The Thai Government has announced emergency powers ahead of a major anti-government protest rally in Bangkok on Saturday. The government fears violence could erupt at the protest, which police estimate could reach more than 70,000 people, the largest since 2010.
In a nationally televised address late Thursday Thai Prime Minister Yingluck Shinawatra said the cabinet decision to impose the Internal Security Act or ISA against the anti-government rally is prompted by fears of violence at the protests.
Yingluck said while the government is ready to listen to protesters, authorities had evidence that violence may be used to overthrow the administration and democratic rule. She said the government would “preserve law and order,” taking steps to “pre-empt and prevent any situation”.
The Internal Security Act, passed in 2008, gives a government powers to impose a curfew, censor electronic media and communications as well as prevent the movement of people and make arrests.
The government has mobilized thousands of police and other security officials, including from provincial areas, to oversee the rally
But a spokesman for the protest group, known as Pitak Siam, accused the government of corruption and denied official fears the rally would instigate violence.

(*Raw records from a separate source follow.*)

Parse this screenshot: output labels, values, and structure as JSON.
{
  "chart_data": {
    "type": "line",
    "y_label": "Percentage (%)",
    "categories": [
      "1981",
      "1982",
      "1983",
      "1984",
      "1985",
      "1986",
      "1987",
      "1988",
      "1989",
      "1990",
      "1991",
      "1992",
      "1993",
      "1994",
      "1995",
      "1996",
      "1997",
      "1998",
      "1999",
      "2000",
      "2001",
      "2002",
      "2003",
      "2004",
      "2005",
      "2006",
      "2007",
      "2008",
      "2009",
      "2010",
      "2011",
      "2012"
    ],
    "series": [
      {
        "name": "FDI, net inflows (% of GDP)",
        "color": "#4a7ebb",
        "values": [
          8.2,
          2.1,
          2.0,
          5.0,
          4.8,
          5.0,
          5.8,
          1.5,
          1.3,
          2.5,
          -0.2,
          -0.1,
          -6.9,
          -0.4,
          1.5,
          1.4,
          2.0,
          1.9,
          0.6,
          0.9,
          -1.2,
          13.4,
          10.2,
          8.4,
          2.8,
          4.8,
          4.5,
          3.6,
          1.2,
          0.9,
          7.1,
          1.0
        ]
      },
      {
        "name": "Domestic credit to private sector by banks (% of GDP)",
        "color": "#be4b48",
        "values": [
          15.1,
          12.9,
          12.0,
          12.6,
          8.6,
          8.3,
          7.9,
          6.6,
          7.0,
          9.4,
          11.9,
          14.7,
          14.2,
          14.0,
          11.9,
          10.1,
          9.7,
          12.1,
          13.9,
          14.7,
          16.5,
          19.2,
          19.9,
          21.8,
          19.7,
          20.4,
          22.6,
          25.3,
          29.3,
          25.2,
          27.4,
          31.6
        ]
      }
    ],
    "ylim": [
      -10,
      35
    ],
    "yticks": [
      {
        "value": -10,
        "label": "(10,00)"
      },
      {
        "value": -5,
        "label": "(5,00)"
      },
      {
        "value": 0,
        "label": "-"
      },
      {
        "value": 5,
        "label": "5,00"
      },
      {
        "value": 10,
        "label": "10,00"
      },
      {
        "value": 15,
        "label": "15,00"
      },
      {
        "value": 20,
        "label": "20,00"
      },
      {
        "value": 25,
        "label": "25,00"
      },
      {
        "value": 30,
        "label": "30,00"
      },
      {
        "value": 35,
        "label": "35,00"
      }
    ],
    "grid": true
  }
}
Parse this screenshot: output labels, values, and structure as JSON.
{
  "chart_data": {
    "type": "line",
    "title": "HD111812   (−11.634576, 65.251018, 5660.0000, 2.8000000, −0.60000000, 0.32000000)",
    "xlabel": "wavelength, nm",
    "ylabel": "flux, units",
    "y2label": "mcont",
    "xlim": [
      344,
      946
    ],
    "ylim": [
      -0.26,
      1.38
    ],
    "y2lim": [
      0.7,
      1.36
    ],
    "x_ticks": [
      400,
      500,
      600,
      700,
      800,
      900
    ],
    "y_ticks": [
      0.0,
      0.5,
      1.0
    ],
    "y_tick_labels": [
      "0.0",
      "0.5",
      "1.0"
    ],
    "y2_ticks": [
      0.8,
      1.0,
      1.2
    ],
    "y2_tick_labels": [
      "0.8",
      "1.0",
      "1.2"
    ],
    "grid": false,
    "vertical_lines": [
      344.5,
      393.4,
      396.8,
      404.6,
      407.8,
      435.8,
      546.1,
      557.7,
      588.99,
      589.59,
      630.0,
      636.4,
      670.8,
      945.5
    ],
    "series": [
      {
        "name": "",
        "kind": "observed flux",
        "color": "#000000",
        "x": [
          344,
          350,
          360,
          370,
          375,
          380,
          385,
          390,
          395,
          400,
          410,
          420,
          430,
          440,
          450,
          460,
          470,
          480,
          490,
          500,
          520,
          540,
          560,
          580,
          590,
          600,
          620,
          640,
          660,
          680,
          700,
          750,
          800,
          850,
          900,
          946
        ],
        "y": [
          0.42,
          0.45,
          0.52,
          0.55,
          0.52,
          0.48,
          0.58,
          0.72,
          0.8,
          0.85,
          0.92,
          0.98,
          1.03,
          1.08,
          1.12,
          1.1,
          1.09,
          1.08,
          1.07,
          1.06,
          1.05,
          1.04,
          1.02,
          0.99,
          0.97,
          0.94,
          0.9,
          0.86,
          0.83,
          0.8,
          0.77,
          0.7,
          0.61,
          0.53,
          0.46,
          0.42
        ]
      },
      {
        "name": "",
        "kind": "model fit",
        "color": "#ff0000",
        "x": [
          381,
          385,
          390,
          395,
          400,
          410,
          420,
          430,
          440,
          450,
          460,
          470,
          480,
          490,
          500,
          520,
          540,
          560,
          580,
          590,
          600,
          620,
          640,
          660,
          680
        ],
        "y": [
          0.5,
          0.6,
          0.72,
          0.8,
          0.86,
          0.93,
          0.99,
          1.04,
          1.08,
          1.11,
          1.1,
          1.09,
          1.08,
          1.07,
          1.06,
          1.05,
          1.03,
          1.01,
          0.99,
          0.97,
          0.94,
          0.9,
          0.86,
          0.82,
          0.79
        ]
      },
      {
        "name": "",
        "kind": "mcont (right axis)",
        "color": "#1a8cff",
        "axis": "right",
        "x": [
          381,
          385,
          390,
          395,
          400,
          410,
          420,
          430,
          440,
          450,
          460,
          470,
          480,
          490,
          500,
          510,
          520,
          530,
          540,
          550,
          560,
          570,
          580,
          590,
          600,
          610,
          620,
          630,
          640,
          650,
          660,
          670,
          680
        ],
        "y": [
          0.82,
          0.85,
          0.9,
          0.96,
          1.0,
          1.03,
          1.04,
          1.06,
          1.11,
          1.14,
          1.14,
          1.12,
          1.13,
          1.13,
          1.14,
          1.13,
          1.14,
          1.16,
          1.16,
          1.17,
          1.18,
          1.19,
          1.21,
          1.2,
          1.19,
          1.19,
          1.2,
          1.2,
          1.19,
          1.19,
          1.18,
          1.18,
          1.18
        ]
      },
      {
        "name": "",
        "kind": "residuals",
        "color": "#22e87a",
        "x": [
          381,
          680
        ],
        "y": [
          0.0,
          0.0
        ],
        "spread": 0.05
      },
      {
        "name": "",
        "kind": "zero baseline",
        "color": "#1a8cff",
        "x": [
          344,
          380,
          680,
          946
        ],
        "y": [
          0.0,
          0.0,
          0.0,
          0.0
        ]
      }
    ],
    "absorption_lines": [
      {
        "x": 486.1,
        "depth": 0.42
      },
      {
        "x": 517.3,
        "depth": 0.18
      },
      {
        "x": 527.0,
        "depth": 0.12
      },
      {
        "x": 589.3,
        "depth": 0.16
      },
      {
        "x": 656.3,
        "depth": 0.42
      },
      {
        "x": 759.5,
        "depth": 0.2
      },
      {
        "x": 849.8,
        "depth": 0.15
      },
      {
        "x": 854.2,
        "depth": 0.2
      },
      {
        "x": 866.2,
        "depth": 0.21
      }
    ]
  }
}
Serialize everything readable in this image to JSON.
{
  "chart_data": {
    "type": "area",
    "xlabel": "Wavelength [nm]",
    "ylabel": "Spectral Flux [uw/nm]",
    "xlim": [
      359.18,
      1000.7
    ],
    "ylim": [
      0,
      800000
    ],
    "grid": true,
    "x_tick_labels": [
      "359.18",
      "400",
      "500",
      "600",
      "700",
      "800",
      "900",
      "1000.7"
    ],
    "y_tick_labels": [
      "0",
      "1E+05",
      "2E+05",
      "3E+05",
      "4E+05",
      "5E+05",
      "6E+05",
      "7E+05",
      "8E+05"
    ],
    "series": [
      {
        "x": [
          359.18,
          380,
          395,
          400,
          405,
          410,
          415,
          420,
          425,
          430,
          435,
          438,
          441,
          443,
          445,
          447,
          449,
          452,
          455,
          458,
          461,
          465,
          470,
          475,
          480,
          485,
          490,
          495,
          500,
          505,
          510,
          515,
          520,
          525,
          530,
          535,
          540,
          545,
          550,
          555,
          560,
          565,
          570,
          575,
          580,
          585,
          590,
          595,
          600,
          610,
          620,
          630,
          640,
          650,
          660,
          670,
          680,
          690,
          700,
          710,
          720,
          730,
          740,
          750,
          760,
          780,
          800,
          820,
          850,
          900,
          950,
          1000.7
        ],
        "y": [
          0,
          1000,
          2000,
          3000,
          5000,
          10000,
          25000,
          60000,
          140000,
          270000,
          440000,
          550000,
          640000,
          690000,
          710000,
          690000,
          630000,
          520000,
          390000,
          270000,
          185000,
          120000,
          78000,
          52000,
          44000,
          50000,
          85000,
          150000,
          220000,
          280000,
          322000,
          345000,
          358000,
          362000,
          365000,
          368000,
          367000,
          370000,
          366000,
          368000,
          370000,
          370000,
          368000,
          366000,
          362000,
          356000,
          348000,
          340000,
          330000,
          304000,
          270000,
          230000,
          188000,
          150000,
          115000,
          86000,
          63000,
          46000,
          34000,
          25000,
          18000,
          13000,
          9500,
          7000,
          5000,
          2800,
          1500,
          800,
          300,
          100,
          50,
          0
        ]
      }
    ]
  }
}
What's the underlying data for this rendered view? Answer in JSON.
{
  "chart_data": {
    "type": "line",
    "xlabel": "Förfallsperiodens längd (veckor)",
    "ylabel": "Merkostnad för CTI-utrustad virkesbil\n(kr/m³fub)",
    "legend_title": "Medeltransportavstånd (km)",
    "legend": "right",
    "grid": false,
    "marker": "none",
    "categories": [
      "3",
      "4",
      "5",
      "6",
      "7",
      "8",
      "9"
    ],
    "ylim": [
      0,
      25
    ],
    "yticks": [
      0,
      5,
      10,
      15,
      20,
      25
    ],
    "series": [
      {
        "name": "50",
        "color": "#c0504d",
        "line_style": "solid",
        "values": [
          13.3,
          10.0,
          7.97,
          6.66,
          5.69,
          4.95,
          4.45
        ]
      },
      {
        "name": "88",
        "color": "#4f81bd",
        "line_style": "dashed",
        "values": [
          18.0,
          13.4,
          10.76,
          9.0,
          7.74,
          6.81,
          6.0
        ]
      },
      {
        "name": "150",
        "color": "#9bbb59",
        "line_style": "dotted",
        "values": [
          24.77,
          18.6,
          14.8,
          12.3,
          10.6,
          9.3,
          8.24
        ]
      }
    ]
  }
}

The rally, the second by Pitak Siam, is led by a retired army general, who expects attendance to reach 100,000. Lawyers for general, Boonlert Kaewprasit, also denied earlier reported comments he wanted to see the military take power.
But Sunai Pasuk, a spokesman for the New York based Human Rights Watch, says Pitak Siam appears to be against electoral democracy, a theme raised in Prime Minister Yingluck’s address.
“Pitak Siam clearly has a platform that is anti-electoral democracy; it is against having elected politicians representing people in the parliament, the platform is clear," said Sunai. "The government is now expanding that platform and Yingluck made it very clear in her speech that Pitak Siam is a threat to national security and a threat to public safety.”
The rally could be the largest since 2010 when supporters of Yingluck’s older brother, Thaksin Shinawatra, ousted in a 2006 coup amidst corruption charges and who still remains in exile, rallied in a bid to force the government of Abhisit Vejjajiva to resign.
The six weeks of anti-government protests in 2010 led to bloody clashes with security forces after offers by Abhisit for early elections were turned down by pro-Thaksin supporters. Over 90 people, both protesters and security forces, died and hundreds were injured.
Thaksin remains a powerful influence in Thai politics and a key decision maker behind his sister Yingluck.
Sunai says despite Yingluck’s strong electoral base, especially among the rural and urban working class, the Thai political climate remains brittle.
“The political situation in Thailand remains very volatile given the fact that political violence in the past has been allowed to go with impunity," said Sunai. "There has been no prosecution of anyone committing political violence from all sides. There is a climate of impunity shared among leaders and supporters of all political movements in Thailand.”
The rally comes just ahead of a parliamentary no-confidence debate in which the opposition is set to raise charges of corruption against the Yingluck administration.
Analysts say the political tensions mark an on-going struggle between established elites, bureaucrats and businessmen up against rising new capitalists who became more politically empowered during Thaksin Shinawatra's rule.